RESEARCH

Stochastic Representation of the Convective Entrainment in the Atmosphere

Model simulations are highly sensitive to the formulation of the atmospheric mixing process or entrainment in the deep convective parameterizations used in their atmospheric component. Simulations using stochastic entrainment outperformed default model simulations, as inferred from multiple metrics associated with the global and regional regions.

Uncertainty quantification (UQ) in weather and climate models is required to assess the sensitivity of their outputs to various parameterization schemes and thereby improve their consistency with observations. We present an efficient UQ and Bayesian inference for the cloud parameters of the Atmosphere Model using surrogate models based on a polynomial chaos expansion. The inferred parameters suggest improvements in the global Climate Earth System Model (CESM2) simulations of the tropics and sub-tropics.

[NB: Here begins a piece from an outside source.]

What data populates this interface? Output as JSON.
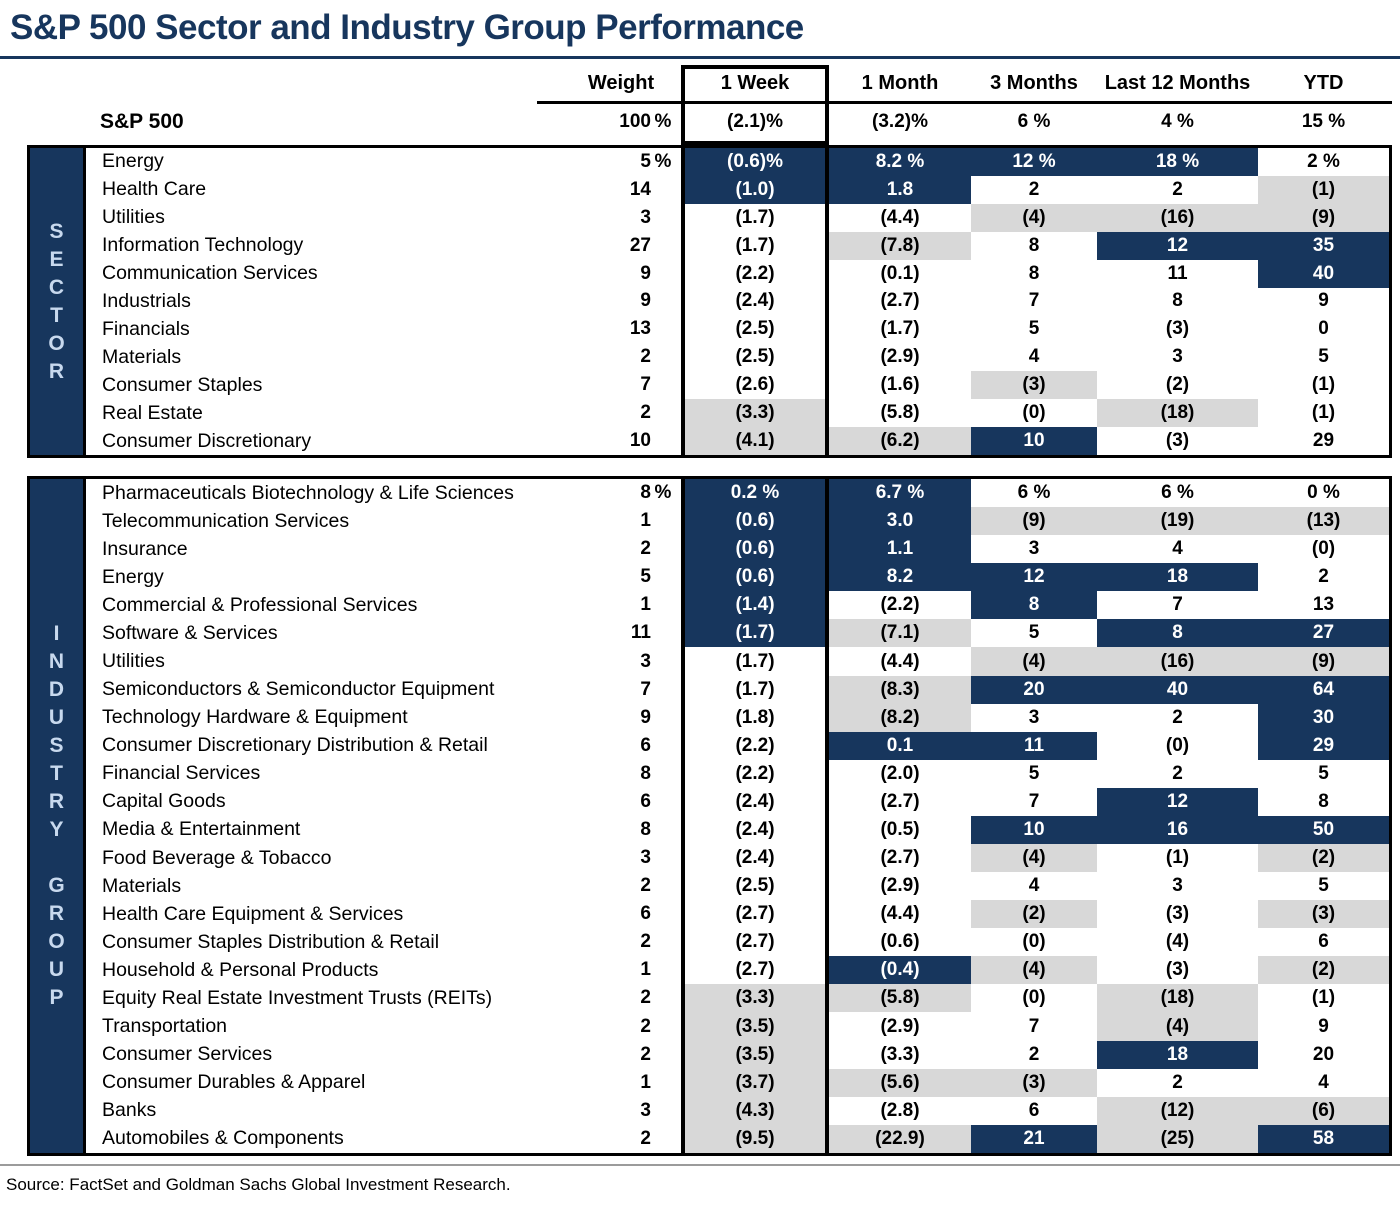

We carry out systematic analysis of biases over global as well as the regional regions to find the source of biases in GCMs. A clustering algorithm is used to group the CMIP5 models based on the degree of similarity in the global bias patterns. AMIP5 models were analyzed to conclude if the biases were primarily due to the atmospheric component or due to the oceanic component of individual models. Further analysis is carried in individual component/parameterizations to trace the source of bias in a particular group of models.